Sosyal medya olmasa hepimizi gömerler kimsenin haberi olmaz
Sözcü Gazetesi Yazarı Yılmaz Özdil'in bugünkü (15.02.2023)'' Sosyal medya olmasa hepimizi gömerler kimsenin haberi olmaz'' başlıklı yazısı.
19 yıl önceydi.
Yine böyle bir deprem felaketiydi.
Ama Türkiye’de değil, tee Hint Okyanusu’ndaydı.
9.3 büyüklüğündeydi.
Hatırlarsınız…
Tsunami oluştu.
Endonezya kıyılarına vurdu.
230 bin insan hayatını kaybetti.
Dünya orada ne olduğunu merak ederken, dünyanın en büyük haber ajansları felaket bölgesinden henüz tek kare görüntü bile geçememişken, o güne kadar dünyada adı sanı bilinmeyen bir tabloid gazete, Norveç gazetesi Verdens Gang şakır şakır videolar yayınlamaya başladı.
Onbinlerce muhabiri bulunan, en ileri iletişim teknolojilerine sahip olan Amerikan, İngiliz, Fransız haber ajansları çuvallamıştı, felaket bölgesine ulaşamadıkları için görüntü alamıyorlar, aktaramıyorlardı.

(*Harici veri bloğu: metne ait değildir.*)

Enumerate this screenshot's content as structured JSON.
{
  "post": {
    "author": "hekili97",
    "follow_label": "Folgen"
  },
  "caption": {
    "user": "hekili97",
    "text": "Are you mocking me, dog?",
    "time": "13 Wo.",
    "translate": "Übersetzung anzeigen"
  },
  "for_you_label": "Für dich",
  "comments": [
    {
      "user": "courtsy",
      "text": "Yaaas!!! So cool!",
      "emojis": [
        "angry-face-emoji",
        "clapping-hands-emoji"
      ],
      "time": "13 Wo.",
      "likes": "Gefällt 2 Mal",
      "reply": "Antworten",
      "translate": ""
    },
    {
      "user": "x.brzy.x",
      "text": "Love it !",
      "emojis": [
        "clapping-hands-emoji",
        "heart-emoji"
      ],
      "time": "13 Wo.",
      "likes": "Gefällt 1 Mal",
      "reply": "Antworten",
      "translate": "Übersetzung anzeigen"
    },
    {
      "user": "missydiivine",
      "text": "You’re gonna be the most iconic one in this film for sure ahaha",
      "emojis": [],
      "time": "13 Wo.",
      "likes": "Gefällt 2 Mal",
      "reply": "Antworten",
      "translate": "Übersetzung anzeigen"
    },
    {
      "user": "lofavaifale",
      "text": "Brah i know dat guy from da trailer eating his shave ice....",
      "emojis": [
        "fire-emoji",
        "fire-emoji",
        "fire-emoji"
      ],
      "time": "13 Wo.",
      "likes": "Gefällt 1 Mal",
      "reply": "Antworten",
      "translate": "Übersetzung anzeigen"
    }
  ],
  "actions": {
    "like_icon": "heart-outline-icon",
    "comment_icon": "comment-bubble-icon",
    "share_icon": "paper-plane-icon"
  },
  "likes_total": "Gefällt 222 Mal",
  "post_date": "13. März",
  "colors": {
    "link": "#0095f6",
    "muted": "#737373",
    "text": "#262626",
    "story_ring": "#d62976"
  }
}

Ama, tee Norveç'teki küçücük tabloid gazete, felaket bölgesinde “muhabiri bile yokken” bunu olağanüstü şekilde başarıyordu.
Çünkü…
Norveç dışında tanınmayan bu gazete, bu felaketten bir yıl önce klasik habercilik yöntemlerini terkederek “vatandaş gazeteciler” için özel telefon hattı kurmuştu, Norveç genelinde bunun reklamını yapmıştı, her Norveç vatandaşını “muhabir” olmaya davet etmişti.
Tsunami vurur vurmaz, felaket bölgesinde bulunan Norveçli turistler cep telefonlarıyla görüntüleri kaydetmiş, gazeteye göndermişti.
Yani, aslında ortada bir habercilik mucizesi yoktu.
Zeka vardı.
Klasik habercilik yöntemleri “gerizekalı” durumuna düşmüştü.
Böylece, dünyanın en büyük haber ajansları tsunaminin ilk ürpertici dakikalarını ıskalarken, Norveç gazetesi bölgedeki vatandaş muhabirlerinden faydalanarak, tsunamiyi saniye saniye göstermişti.
Basın tarihinde milattı.
Habercilik refleksinde rakipsiz olan Amerikan medyası bile fena çuvallamıştı ama, aslında “vatandaş gazeteciliği” denilen kavram, 90'lı yıllarda Abd'de ortaya çıktı.